I flipped the flashlight beam toward the bottom edge of the layer of cotton wool, my mind lunging forward to figure out how to reattach the wires, how to make this work.
But there were no wires. No wires at all.
I flipped the beam back to the dynamite.
The blasting cap was also missing.
Jeremy’s exact words about the bomb slithered through me: I wish we didn’t have to trust it.
After the bomb I planted failed to explode and the Zeppelin flew on successfully to London, he wanted me to blame the device.
But it was him.
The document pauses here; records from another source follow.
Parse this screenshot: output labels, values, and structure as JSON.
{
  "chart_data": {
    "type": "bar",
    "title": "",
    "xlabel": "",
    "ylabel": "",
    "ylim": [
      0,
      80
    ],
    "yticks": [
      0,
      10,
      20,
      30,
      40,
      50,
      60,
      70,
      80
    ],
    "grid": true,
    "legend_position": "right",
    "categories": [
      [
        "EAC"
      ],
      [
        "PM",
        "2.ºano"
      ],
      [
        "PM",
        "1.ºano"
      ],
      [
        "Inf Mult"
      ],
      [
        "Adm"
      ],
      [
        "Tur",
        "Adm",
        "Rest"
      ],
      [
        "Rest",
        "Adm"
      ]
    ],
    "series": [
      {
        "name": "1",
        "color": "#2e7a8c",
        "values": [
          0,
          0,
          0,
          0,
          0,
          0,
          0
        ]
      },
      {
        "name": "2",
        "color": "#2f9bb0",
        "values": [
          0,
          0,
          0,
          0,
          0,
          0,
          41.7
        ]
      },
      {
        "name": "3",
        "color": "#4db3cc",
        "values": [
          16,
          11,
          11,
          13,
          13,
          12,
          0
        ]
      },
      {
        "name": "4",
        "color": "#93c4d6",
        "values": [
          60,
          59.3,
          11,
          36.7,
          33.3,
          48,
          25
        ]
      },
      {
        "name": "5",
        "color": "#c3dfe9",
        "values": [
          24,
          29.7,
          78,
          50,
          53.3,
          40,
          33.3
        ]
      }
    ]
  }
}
Erich Müller.
57
I sat back on my heels.
I wanted to figure him out.
But I didn’t have time.
I was down to my last fifteen minutes or so before I’d have to get off the Zepp.
I had no bomb.
I thought: I’m sitting inside one. I was surrounded by two million cubic feet of explosively flammable hydrogen.
But how could I both detonate it and escape it? Especially since the explosion would also instantly release a tempest of poison gas.
Was I ready to die for tonight’s theater crowd in London?
A reflex voice in me cried yes. Faintly though, coming through a welter in my head. I knew the answer would be louder and clearer if it was Broadway. If it was my own country. Or if my mother was playing Hamlet at the Duke of York’s.
But I had to believe that even tonight I’d be dying for more. I’d die for a chance at exposing and discrediting poison aerial attacks themselves.
Seemed like a good cause.
But no. I wasn’t ready for that. Not the dying part.
I had to work hard now to try to have it both ways.
Which made me think of Albert’s plan.
His parachute.
I had a way to survive if I could figure out how to blow up the LZ 78 while it was in the air.
But the how had to include a long enough fuse.
First things first.
A few hours before takeoff, Dettmer had a man subtracted from his ship. For this, he’d be thinking to take things on board—compensating ballast—not off. Maybe that’s why the parachute was still sitting there. But I couldn’t depend on it remaining. I needed to secure the parachute.
I stood up and closed the lid on the tin box and picked it up with me. As if it were still useful. Without something to serve as a blasting cap, the dynamite wouldn’t blow. Not till the airship did. Still, by reflex, I kept the box. I had few enough resources. It was all I had. Something might come to mind.
I opened the dispatch case and slid it back in.
I shined my light and strode forward.
At least for now I could get around the ship without anyone’s close scrutiny. A Zeppelin had a crew of about twenty. At least half of them were mechanics. They were all with the engines. More than half the rest were presently in the command gondola. Everybody on board had a focused task. That would probably last till the ship was airborne.
A footlight shone ahead.
The hatch was still open.
I arrived.
No one was around.
I took the parachute from the shelf. It was heavy, a good thirty pounds. I put it under my arm.
I skirted the hatch on the walkway and walked forward, keenly aware of the distance I was covering, my distance from the parachute launching hooks and the hatch.
I was instinctively heading for the place I’d targeted when I still thought I had a time bomb: the run of tanks piping fuel forward and downward to the engine compartment of the command gondola.
That was still a volatile spot.
And it was only about a third-base-to-home sprint to the hatch.
I arrived at the fuel tanks and shined my light on them.
I lifted the light to the bloated clouds of hydrogen bags hovering overhead.
I looked back toward the hatch, a distant glow.
And back to the bags.
Gas.
A flame burning low and gas leaking in. The pace of the gas could provide its own fuse.